Nested arrays needed no new machinery. STAC’s bbox: number[] and interval: (string | null)[] slots have the same generator gotcha as GeoJSON’s nested coordinate arrays — LinkML’s gen-pydantic and gen-typescript emit the inner array shape incorrectly without a post-processing pass. The pass that already exists for GeoJSON handled this. No new mechanism, just a precedent applied.
Item assets and Collection item_assets are not the same class. STAC 1.1 makes the distinction explicit: an Item.assets[k] is a concrete asset with a required href, but a Collection.item_assets[k] is an asset definition — a template that downstream items will fill in, with no href of its own. The temptation was to model these as one class with href: Optional[str]. That would have weakened typing on the read side: consumers iterating item.assets would have to null-check href on every access despite the STAC spec guaranteeing it. Two classes — StacAsset (href required) and StacItemAssetDefinition (no href) — preserves the guarantee.

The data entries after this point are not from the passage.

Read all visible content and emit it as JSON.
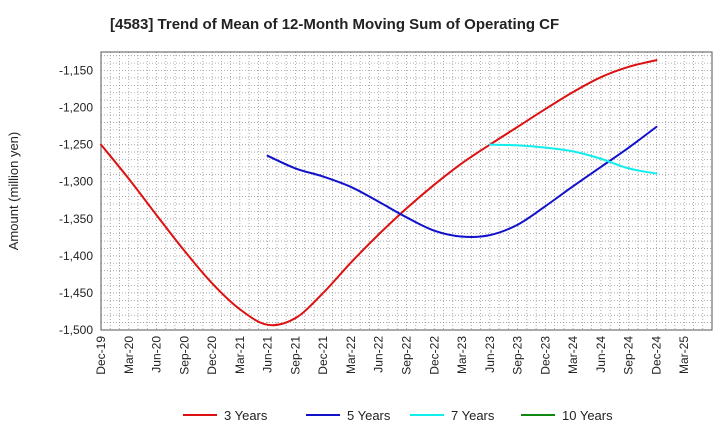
{
  "chart_data": {
    "type": "line",
    "title": "[4583]  Trend of Mean of 12-Month Moving Sum of Operating CF",
    "xlabel": "",
    "ylabel": "Amount (million yen)",
    "ylim": [
      -1500,
      -1125
    ],
    "yticks": [
      -1500,
      -1450,
      -1400,
      -1350,
      -1300,
      -1250,
      -1200,
      -1150
    ],
    "ytick_labels": [
      "-1,500",
      "-1,450",
      "-1,400",
      "-1,350",
      "-1,300",
      "-1,250",
      "-1,200",
      "-1,150"
    ],
    "categories": [
      "Dec-19",
      "Mar-20",
      "Jun-20",
      "Sep-20",
      "Dec-20",
      "Mar-21",
      "Jun-21",
      "Sep-21",
      "Dec-21",
      "Mar-22",
      "Jun-22",
      "Sep-22",
      "Dec-22",
      "Mar-23",
      "Jun-23",
      "Sep-23",
      "Dec-23",
      "Mar-24",
      "Jun-24",
      "Sep-24",
      "Dec-24",
      "Mar-25"
    ],
    "grid": true,
    "legend_position": "bottom",
    "series": [
      {
        "name": "3 Years",
        "color": "#dd1111",
        "values": [
          -1250,
          -1296,
          -1345,
          -1393,
          -1437,
          -1472,
          -1493,
          -1484,
          -1450,
          -1409,
          -1371,
          -1336,
          -1304,
          -1275,
          -1250,
          -1226,
          -1202,
          -1179,
          -1159,
          -1145,
          -1136,
          null
        ]
      },
      {
        "name": "5 Years",
        "color": "#1111cc",
        "values": [
          null,
          null,
          null,
          null,
          null,
          null,
          -1265,
          -1282,
          -1293,
          -1307,
          -1327,
          -1348,
          -1366,
          -1374,
          -1372,
          -1358,
          -1333,
          -1306,
          -1280,
          -1254,
          -1226,
          null
        ]
      },
      {
        "name": "7 Years",
        "color": "#11eeee",
        "values": [
          null,
          null,
          null,
          null,
          null,
          null,
          null,
          null,
          null,
          null,
          null,
          null,
          null,
          null,
          -1250,
          -1251,
          -1254,
          -1259,
          -1269,
          -1282,
          -1289,
          null
        ]
      },
      {
        "name": "10 Years",
        "color": "#118811",
        "values": [
          null,
          null,
          null,
          null,
          null,
          null,
          null,
          null,
          null,
          null,
          null,
          null,
          null,
          null,
          null,
          null,
          null,
          null,
          null,
          null,
          null,
          null
        ]
      }
    ]
  }
}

The writer-package edit closed a fragile cast nobody had complained about. Decision 1B brought @debrief/stac-writer into the migration, which initially looked like scope creep — the writer’s StacItem was structurally compatible with the schema’s. But the structural compatibility was the problem: the web-shell mock had a JSON.parse(JSON.stringify(...)) projection at the writer-to-mock boundary specifically to launder between two nominally-distinct-but-equivalent shapes. Collapsing them onto one generated class let that cast go. Worth doing, even though no test was failing because of it.
What’s Next
E11 has three more phases queued. #224 promotes the session-state cluster — the next set of cross-boundary types where the audit still flags drift. #225 takes on the loader ↔ main IPC envelopes (smaller surface, same pattern). #226 is the residual roll-up — whatever single-domain shapes the audit still flags after #224 and #225 are merged.
Parallel to all of that, #241 (STAC 1.1 best-practices upgrade) is in flight. The local stores currently ship 1.0 in the VS Code test data and 1.1 in the preview store; #241 normalises everything to 1.1 with file:checksum and the rest of the 1.1 extension set. Now that the schema is rooted, #241 lands additively against generated types instead of having to coordinate with thirteen hand-typed sites.